My subwoofer arrived today.💥
DAMN this thing brings it for only a 10" driver. And of course the whole system sounds better because of the crossover and fresh room measurement / correction.
VERY happy customer over here. Phenomenal performance for the price.
https://www.audioholics.com/subwoofer-reviews/rsl-10s-mkii
What freq. are you using for crossover ?
@corlin
I suspect it's on the lower side - I believe 80 Hz is the lowest the receiver lets you set manually and I think it chose something close to it. Despite these old bookshelf speakers being quite cheap (and the company out of business), I've measured their in-room response with a spectrum analyzer and seen decent response down to the mid-40s.
https://www.goodsound.com/equipment/athena_asb2_2.htm
@corlin
The next two settings were 60 and 80 Hz. I did a lot of listening back and forth between 40, 60, and 80 and eventually settled on 60. Much more authority to the system then when set at 40 as you would expect, and 80 makes things a bit more congested.
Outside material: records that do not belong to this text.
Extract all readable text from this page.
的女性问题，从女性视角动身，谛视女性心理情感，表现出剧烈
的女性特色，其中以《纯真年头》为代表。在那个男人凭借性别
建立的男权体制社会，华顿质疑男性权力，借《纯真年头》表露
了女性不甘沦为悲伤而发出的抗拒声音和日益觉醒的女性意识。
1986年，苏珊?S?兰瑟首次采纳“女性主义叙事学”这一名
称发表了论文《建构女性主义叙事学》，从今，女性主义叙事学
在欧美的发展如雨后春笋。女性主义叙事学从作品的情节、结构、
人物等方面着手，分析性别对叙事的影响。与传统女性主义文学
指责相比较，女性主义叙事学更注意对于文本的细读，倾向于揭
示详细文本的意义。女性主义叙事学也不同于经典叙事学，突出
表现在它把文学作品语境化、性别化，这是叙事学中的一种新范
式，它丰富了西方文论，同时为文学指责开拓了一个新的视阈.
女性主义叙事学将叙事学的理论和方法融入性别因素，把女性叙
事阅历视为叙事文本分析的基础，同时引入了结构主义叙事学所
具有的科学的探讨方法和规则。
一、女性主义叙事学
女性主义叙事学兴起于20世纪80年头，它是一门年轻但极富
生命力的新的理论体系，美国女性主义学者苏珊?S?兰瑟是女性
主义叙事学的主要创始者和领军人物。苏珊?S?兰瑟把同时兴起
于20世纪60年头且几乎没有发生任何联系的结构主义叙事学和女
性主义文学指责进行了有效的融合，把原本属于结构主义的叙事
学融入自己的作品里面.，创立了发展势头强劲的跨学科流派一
Never trust an auto setup on its own! I'm willing to bet the newer and more advanced version of this software can set crossover frequencies more precisely than every 20 Hz.
Ya 40Hz is too low even for a good floor standing 3-way.
And yes room correction is hard, even with the expense gear.
60Hz sounds about right maybe a small bit higher, depending to the rest of the system.
You hear what you hear. Any measuring system is just a starting point.
@corlin
I misspoke earlier. You CAN see the crossover frequency, but it was buried. After listening some more tonight, I decided something wasn't quite right. Sure enough, the software had set the crossover point at 40 Hz, which is far too low for these bookshelf speakers. I re-ran Audyssey and it set that same crossover. So I found that if you go into manual setup you can keep the room correction eq, but override things like speaker distances and crossover.